Entre oppressions diverses et affirmation culturelle et identitaire, une appartenance commune s’est tissée au sein des communautés sourdes à travers l’histoire.

 

L’univers des cultures sourdes est riche et complexe, particulièrement lorsqu’on l’appréhende historiquement à travers, d’une part, les « études sourdes » (Deaf studies), qui considèrent les rapports de pouvoir entre les personnes sourdes et les personnes entendantes comme sites d’oppression et d’agentivité et, d’autre part, les études culturelles (Cultural studies), qui offrent un éventail d’outils analytiques critiques à propos des cultures minorisées.

Rappelons d’abord que si la surdité est un terme issu du champ médical, le concept de sourditude (deafhood), inventé en 2003 par le chercheur sourd Paddy Ladd, met pour sa part « l’accent sur la position existentielle des personnes sourdes plutôt que sur la surdité en tant que pathologie ou condition physique[1] ». Il s’agit là d’une avancée significative qui contribue à déconstruire la vision dominante de la surdité comme manque et incapacité.

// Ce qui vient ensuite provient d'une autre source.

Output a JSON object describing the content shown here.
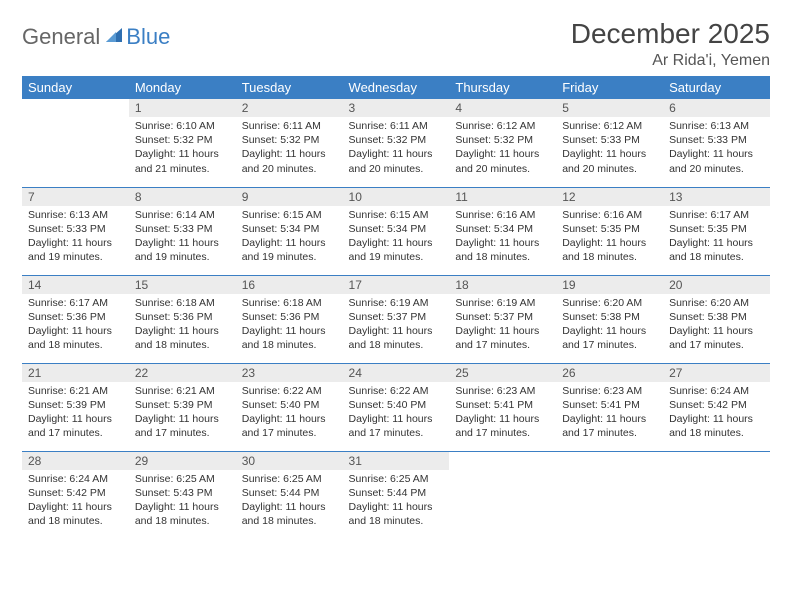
{
  "brand": {
    "part1": "General",
    "part2": "Blue"
  },
  "title": "December 2025",
  "location": "Ar Rida'i, Yemen",
  "colors": {
    "header_bg": "#3b7fc4",
    "header_fg": "#ffffff",
    "daynum_bg": "#ececec",
    "border": "#3b7fc4",
    "text": "#333333"
  },
  "daysOfWeek": [
    "Sunday",
    "Monday",
    "Tuesday",
    "Wednesday",
    "Thursday",
    "Friday",
    "Saturday"
  ],
  "weeks": [
    [
      null,
      {
        "n": "1",
        "sr": "Sunrise: 6:10 AM",
        "ss": "Sunset: 5:32 PM",
        "dl": "Daylight: 11 hours and 21 minutes."
      },
      {
        "n": "2",
        "sr": "Sunrise: 6:11 AM",
        "ss": "Sunset: 5:32 PM",
        "dl": "Daylight: 11 hours and 20 minutes."
      },
      {
        "n": "3",
        "sr": "Sunrise: 6:11 AM",
        "ss": "Sunset: 5:32 PM",
        "dl": "Daylight: 11 hours and 20 minutes."
      },
      {
        "n": "4",
        "sr": "Sunrise: 6:12 AM",
        "ss": "Sunset: 5:32 PM",
        "dl": "Daylight: 11 hours and 20 minutes."
      },
      {
        "n": "5",
        "sr": "Sunrise: 6:12 AM",
        "ss": "Sunset: 5:33 PM",
        "dl": "Daylight: 11 hours and 20 minutes."
      },
      {
        "n": "6",
        "sr": "Sunrise: 6:13 AM",
        "ss": "Sunset: 5:33 PM",
        "dl": "Daylight: 11 hours and 20 minutes."
      }
    ],
    [
      {
        "n": "7",
        "sr": "Sunrise: 6:13 AM",
        "ss": "Sunset: 5:33 PM",
        "dl": "Daylight: 11 hours and 19 minutes."
      },
      {
        "n": "8",
        "sr": "Sunrise: 6:14 AM",
        "ss": "Sunset: 5:33 PM",
        "dl": "Daylight: 11 hours and 19 minutes."
      },
      {
        "n": "9",
        "sr": "Sunrise: 6:15 AM",
        "ss": "Sunset: 5:34 PM",
        "dl": "Daylight: 11 hours and 19 minutes."
      },
      {
        "n": "10",
        "sr": "Sunrise: 6:15 AM",
        "ss": "Sunset: 5:34 PM",
        "dl": "Daylight: 11 hours and 19 minutes."
      },
      {
        "n": "11",
        "sr": "Sunrise: 6:16 AM",
        "ss": "Sunset: 5:34 PM",
        "dl": "Daylight: 11 hours and 18 minutes."
      },
      {
        "n": "12",
        "sr": "Sunrise: 6:16 AM",
        "ss": "Sunset: 5:35 PM",
        "dl": "Daylight: 11 hours and 18 minutes."
      },
      {
        "n": "13",
        "sr": "Sunrise: 6:17 AM",
        "ss": "Sunset: 5:35 PM",
        "dl": "Daylight: 11 hours and 18 minutes."
      }
    ],
    [
      {
        "n": "14",
        "sr": "Sunrise: 6:17 AM",
        "ss": "Sunset: 5:36 PM",
        "dl": "Daylight: 11 hours and 18 minutes."
      },
      {
        "n": "15",
        "sr": "Sunrise: 6:18 AM",
        "ss": "Sunset: 5:36 PM",
        "dl": "Daylight: 11 hours and 18 minutes."
      },
      {
        "n": "16",
        "sr": "Sunrise: 6:18 AM",
        "ss": "Sunset: 5:36 PM",
        "dl": "Daylight: 11 hours and 18 minutes."
      },
      {
        "n": "17",
        "sr": "Sunrise: 6:19 AM",
        "ss": "Sunset: 5:37 PM",
        "dl": "Daylight: 11 hours and 18 minutes."
      },
      {
        "n": "18",
        "sr": "Sunrise: 6:19 AM",
        "ss": "Sunset: 5:37 PM",
        "dl": "Daylight: 11 hours and 17 minutes."
      },
      {
        "n": "19",
        "sr": "Sunrise: 6:20 AM",
        "ss": "Sunset: 5:38 PM",
        "dl": "Daylight: 11 hours and 17 minutes."
      },
      {
        "n": "20",
        "sr": "Sunrise: 6:20 AM",
        "ss": "Sunset: 5:38 PM",
        "dl": "Daylight: 11 hours and 17 minutes."
      }
    ],
    [
      {
        "n": "21",
        "sr": "Sunrise: 6:21 AM",
        "ss": "Sunset: 5:39 PM",
        "dl": "Daylight: 11 hours and 17 minutes."
      },
      {
        "n": "22",
        "sr": "Sunrise: 6:21 AM",
        "ss": "Sunset: 5:39 PM",
        "dl": "Daylight: 11 hours and 17 minutes."
      },
      {
        "n": "23",
        "sr": "Sunrise: 6:22 AM",
        "ss": "Sunset: 5:40 PM",
        "dl": "Daylight: 11 hours and 17 minutes."
      },
      {
        "n": "24",
        "sr": "Sunrise: 6:22 AM",
        "ss": "Sunset: 5:40 PM",
        "dl": "Daylight: 11 hours and 17 minutes."
      },
      {
        "n": "25",
        "sr": "Sunrise: 6:23 AM",
        "ss": "Sunset: 5:41 PM",
        "dl": "Daylight: 11 hours and 17 minutes."
      },
      {
        "n": "26",
        "sr": "Sunrise: 6:23 AM",
        "ss": "Sunset: 5:41 PM",
        "dl": "Daylight: 11 hours and 17 minutes."
      },
      {
        "n": "27",
        "sr": "Sunrise: 6:24 AM",
        "ss": "Sunset: 5:42 PM",
        "dl": "Daylight: 11 hours and 18 minutes."
      }
    ],
    [
      {
        "n": "28",
        "sr": "Sunrise: 6:24 AM",
        "ss": "Sunset: 5:42 PM",
        "dl": "Daylight: 11 hours and 18 minutes."
      },
      {
        "n": "29",
        "sr": "Sunrise: 6:25 AM",
        "ss": "Sunset: 5:43 PM",
        "dl": "Daylight: 11 hours and 18 minutes."
      },
      {
        "n": "30",
        "sr": "Sunrise: 6:25 AM",
        "ss": "Sunset: 5:44 PM",
        "dl": "Daylight: 11 hours and 18 minutes."
      },
      {
        "n": "31",
        "sr": "Sunrise: 6:25 AM",
        "ss": "Sunset: 5:44 PM",
        "dl": "Daylight: 11 hours and 18 minutes."
      },
      null,
      null,
      null
    ]
  ]
}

Le concept de sourditude évoque toutefois une dimension essentialiste se limitant aux dimensions identitaires, ce qui sied peu aux perspectives critiques, contrairement à un concept comme celui de genre, qui ne nomme pas directement la féminité, la masculinité, l’androgynie ou l’hétéronormativité, par exemple, mais qui permet de les appréhender et d’y réfléchir à travers diverses perspectives politiques et épistémologiques.

Faute de mieux, le concept de sourditude peut néanmoins servir de parapluie pour réfléchir à ce que cela signifie de vivre en tant que personne sourde, au devenir sourd (un vécu qui se transforme avec le temps) ainsi qu’aux rapports de pouvoir marqués notamment par l’audisme – à savoir un système normatif qui valorise les personnes entendantes et leurs façons de vivre (ex. : entendre, parler) et place les personnes sourdes en situation de subordination ou de discrimination, et ce, par un ensemble de pratiques, d’actions, de croyances et d’attitudes.

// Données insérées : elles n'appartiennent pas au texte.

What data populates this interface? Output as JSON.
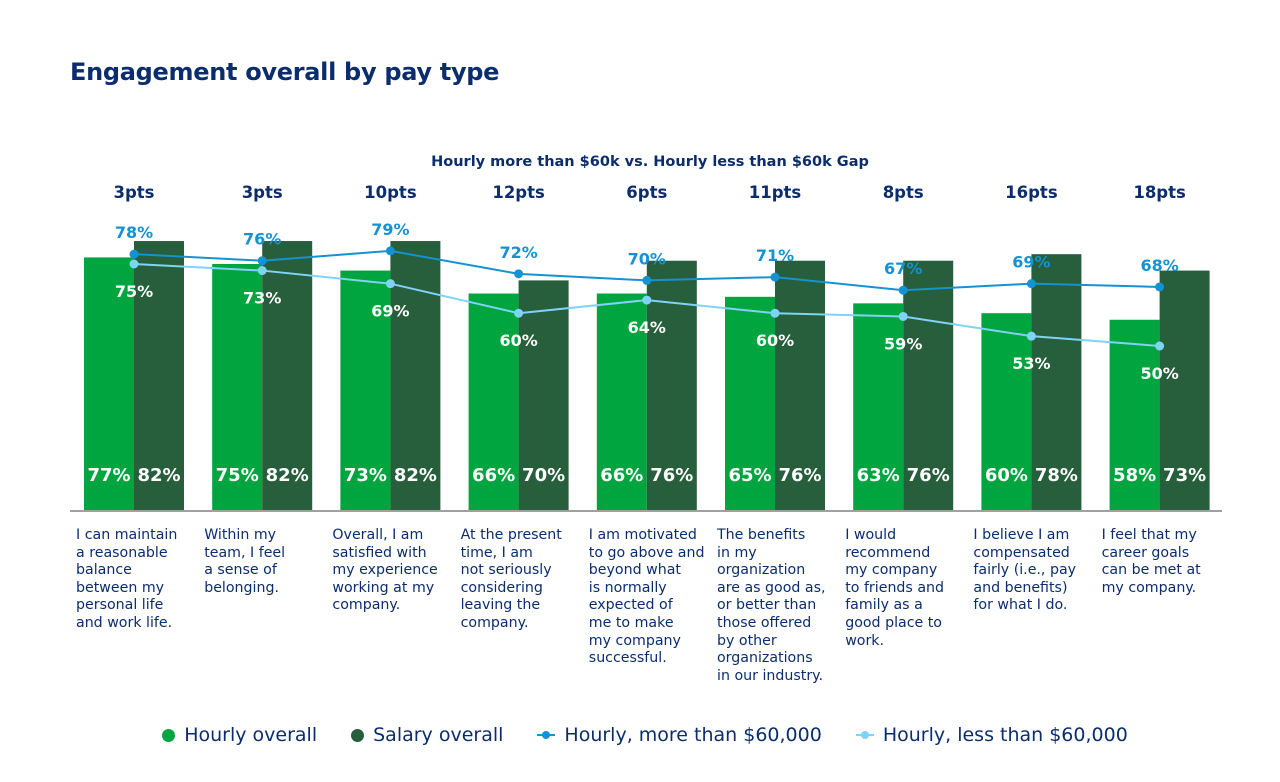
{
  "chart_data": {
    "type": "bar",
    "title": "Engagement overall by pay type",
    "subtitle": "Hourly more than $60k vs. Hourly less than $60k Gap",
    "ylim": [
      0,
      100
    ],
    "grid": false,
    "legend_position": "bottom",
    "categories": [
      "I can maintain\na reasonable\nbalance\nbetween my\npersonal life\nand work life.",
      "Within my\nteam, I feel\na sense of\nbelonging.",
      "Overall, I am\nsatisfied with\nmy experience\nworking at my\ncompany.",
      "At the present\ntime, I am\nnot seriously\nconsidering\nleaving the\ncompany.",
      "I am motivated\nto go above and\nbeyond what\nis normally\nexpected of\nme to make\nmy company\nsuccessful.",
      "The benefits\nin my\norganization\nare as good as,\nor better than\nthose offered\nby other\norganizations\nin our industry.",
      "I would\nrecommend\nmy company\nto friends and\nfamily as a\ngood place to\nwork.",
      "I believe I am\ncompensated\nfairly (i.e., pay\nand benefits)\nfor what I do.",
      "I feel that my\ncareer goals\ncan be met at\nmy company."
    ],
    "gap_labels": [
      "3pts",
      "3pts",
      "10pts",
      "12pts",
      "6pts",
      "11pts",
      "8pts",
      "16pts",
      "18pts"
    ],
    "series": [
      {
        "name": "Hourly overall",
        "kind": "bar",
        "color": "#00a540",
        "values": [
          77,
          75,
          73,
          66,
          66,
          65,
          63,
          60,
          58
        ]
      },
      {
        "name": "Salary overall",
        "kind": "bar",
        "color": "#275e3b",
        "values": [
          82,
          82,
          82,
          70,
          76,
          76,
          76,
          78,
          73
        ]
      },
      {
        "name": "Hourly, more than $60,000",
        "kind": "line",
        "color": "#1592d2",
        "values": [
          78,
          76,
          79,
          72,
          70,
          71,
          67,
          69,
          68
        ]
      },
      {
        "name": "Hourly, less than $60,000",
        "kind": "line",
        "color": "#7fd3f7",
        "values": [
          75,
          73,
          69,
          60,
          64,
          60,
          59,
          53,
          50
        ]
      }
    ]
  }
}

Des points de repère historiques
Historiciser la sourditude ne signifie pas rendre compte d’une histoire exhaustive des cultures ou des personnes sourdes. Il s’agit plutôt de mettre de l’avant, de manière brève et concise, certains événements qui ont forgé et forgent encore l’imaginaire, l’appartenance et le devenir sourds en tenant compte des rapports de pouvoir qui les traversent.

Parmi ces événements, citons le Congrès international pour l’amélioration du sort des sourds qui ordonne, à Milan en 1880, l’abandon de la langue des signes dans l’enseignement. En effet, la résolution première de ce congrès réitère « l’incontestable supériorité de la parole sur les signes », une conception oppressive encore largement présente aujourd’hui. La publication de l’ouvrage aux accents darwinistes (voire eugénistes) Memoir upon the Formation of a Deaf Variety of the Human Race (1884) d’Alexander Graham Bell – qui, en plus d’être connu pour avoir inventé le téléphone , était aussi un enseignant aux personnes sourdes défendant farouchement l’oralisme –, ou encore l’extermination de personnes sourdes et handicapées par les nazis durant l’Holocauste constituent d’autres points d’ancrage historiques qui ont marqué les cultures et l’imaginaire sourds. Situer ces évènements comme des manifestations de violences historiques et culturelles est nécessaire à l’historicisation de la sourditude, même si cette dernière ne saurait se limiter à l’oppression des personnes sourdes.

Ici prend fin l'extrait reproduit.